I was trying to install sudo apt-get install -y nvidia-container-runtime as said in the guide but this occured:

cuda-drivers is already the newest version (470.57.02-1).
cuda-drivers set to manually installed.
You might want to run 'apt --fix-broken install' to correct these.
The following packages have unmet dependencies:
 cuda-drivers-470 : Depends: libnvidia-gl-470 (>= 470.57.02) but it is not going to be installed
 libnvidia-ifr1-470 : Depends: libnvidia-gl-470 but it is not going to be installed
 nvidia-driver-470 : Depends: libnvidia-gl-470 (= 470.57.02-0ubuntu1) but it is not going to be installed
                     Recommends: nvidia-prime (>= 0.8) but it is not going to be installed
                     Recommends: libnvidia-compute-470:i386 (= 470.57.02-0ubuntu1) but it is not installable
                     Recommends: libnvidia-decode-470:i386 (= 470.57.02-0ubuntu1) but it is not installable
                     Recommends: libnvidia-encode-470:i386 (= 470.57.02-0ubuntu1) but it is not installable
                     Recommends: libnvidia-ifr1-470:i386 (= 470.57.02-0ubuntu1) but it is not installable
                     Recommends: libnvidia-fbc1-470:i386 (= 470.57.02-0ubuntu1) but it is not installable
                     Recommends: libnvidia-gl-470:i386 (= 470.57.02-0ubuntu1) but it is not installable
E: Unmet dependencies. Try 'apt --fix-broken install' with no packages (or specify a solution).

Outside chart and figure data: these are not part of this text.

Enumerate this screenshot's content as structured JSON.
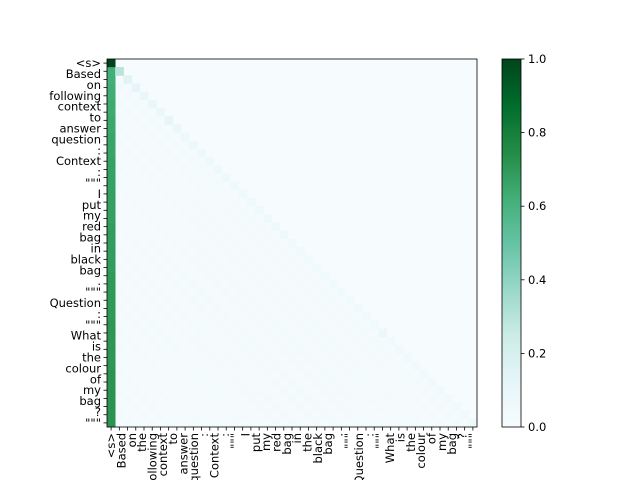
{
  "chart_data": {
    "type": "heatmap",
    "title": "",
    "xlabel": "",
    "ylabel": "",
    "tokens": [
      "<s>",
      "Based",
      "on",
      "the",
      "following",
      "context",
      "to",
      "answer",
      "the",
      "question",
      ":",
      "",
      "Context",
      ":",
      "",
      "\"\"\"",
      "",
      "I",
      "put",
      "my",
      "red",
      "bag",
      "in",
      "the",
      "black",
      "bag",
      ".",
      "",
      "\"\"\"",
      "",
      "Question",
      ":",
      "",
      "\"\"\"",
      "",
      "What",
      "is",
      "the",
      "colour",
      "of",
      "my",
      "bag",
      "?",
      "",
      "\"\"\""
    ],
    "y_tick_labels": [
      "<s>",
      "Based",
      "on",
      "following",
      "context",
      "to",
      "answer",
      "question",
      ":",
      "Context",
      ":",
      "\"\"\"",
      "I",
      "put",
      "my",
      "red",
      "bag",
      "in",
      "black",
      "bag",
      ".",
      "\"\"\"",
      "Question",
      ":",
      "\"\"\"",
      "What",
      "is",
      "the",
      "colour",
      "of",
      "my",
      "bag",
      "?",
      "\"\"\""
    ],
    "x_tick_labels": [
      "<s>",
      "Based",
      "on",
      "the",
      "following",
      "context",
      "to",
      "answer",
      "question",
      ":",
      "Context",
      ":",
      "\"\"\"",
      "I",
      "put",
      "my",
      "red",
      "bag",
      "in",
      "the",
      "black",
      "bag",
      ".",
      "\"\"\"",
      "Question",
      ":",
      "\"\"\"",
      "What",
      "is",
      "the",
      "colour",
      "of",
      "my",
      "bag",
      "?",
      "\"\"\""
    ],
    "first_column_attention": [
      1.0,
      0.62,
      0.62,
      0.63,
      0.63,
      0.64,
      0.64,
      0.65,
      0.65,
      0.66,
      0.66,
      0.66,
      0.67,
      0.67,
      0.67,
      0.67,
      0.68,
      0.68,
      0.68,
      0.68,
      0.69,
      0.69,
      0.69,
      0.69,
      0.69,
      0.69,
      0.7,
      0.7,
      0.7,
      0.7,
      0.7,
      0.7,
      0.71,
      0.71,
      0.71,
      0.71,
      0.71,
      0.71,
      0.72,
      0.72,
      0.72,
      0.72,
      0.72,
      0.72,
      0.72
    ],
    "diagonal_attention": [
      1.0,
      0.3,
      0.15,
      0.12,
      0.1,
      0.09,
      0.08,
      0.12,
      0.08,
      0.07,
      0.07,
      0.06,
      0.06,
      0.06,
      0.06,
      0.06,
      0.06,
      0.06,
      0.06,
      0.06,
      0.06,
      0.06,
      0.05,
      0.05,
      0.05,
      0.05,
      0.05,
      0.05,
      0.05,
      0.05,
      0.05,
      0.05,
      0.05,
      0.08,
      0.05,
      0.05,
      0.05,
      0.05,
      0.05,
      0.05,
      0.05,
      0.05,
      0.05,
      0.05,
      0.06
    ],
    "off_diagonal_attention": 0.01,
    "colorbar": {
      "min": 0.0,
      "max": 1.0,
      "ticks": [
        "0.0",
        "0.2",
        "0.4",
        "0.6",
        "0.8",
        "1.0"
      ],
      "colormap": "Greens-like (white to dark green)",
      "low_color": "#f7fcfd",
      "mid_color": "#66c2a4",
      "high_color": "#00441b"
    },
    "grid": false,
    "legend": "colorbar-right"
  }
}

I was trying different ways to install and reinstall nvidia drivers and cuda but I guess I did some mistake, but this what I see when I’m trying installing it with other installer:

So I’m not sure how to fix “unmet dependencies” issue, because uninstalling and reinstalling again doesn’t solve it…

and still have:

docker: Error response from daemon: exec: "nvidia-container-runtime-hook": executable file not found in $PATH.
ERRO[0000] error waiting for container: context canceled 

when running docker run --gpus all -it tensorflow/tensorflow:latest-gpu bash

You need to solve your packages problem on the host as you need to complete that apt install.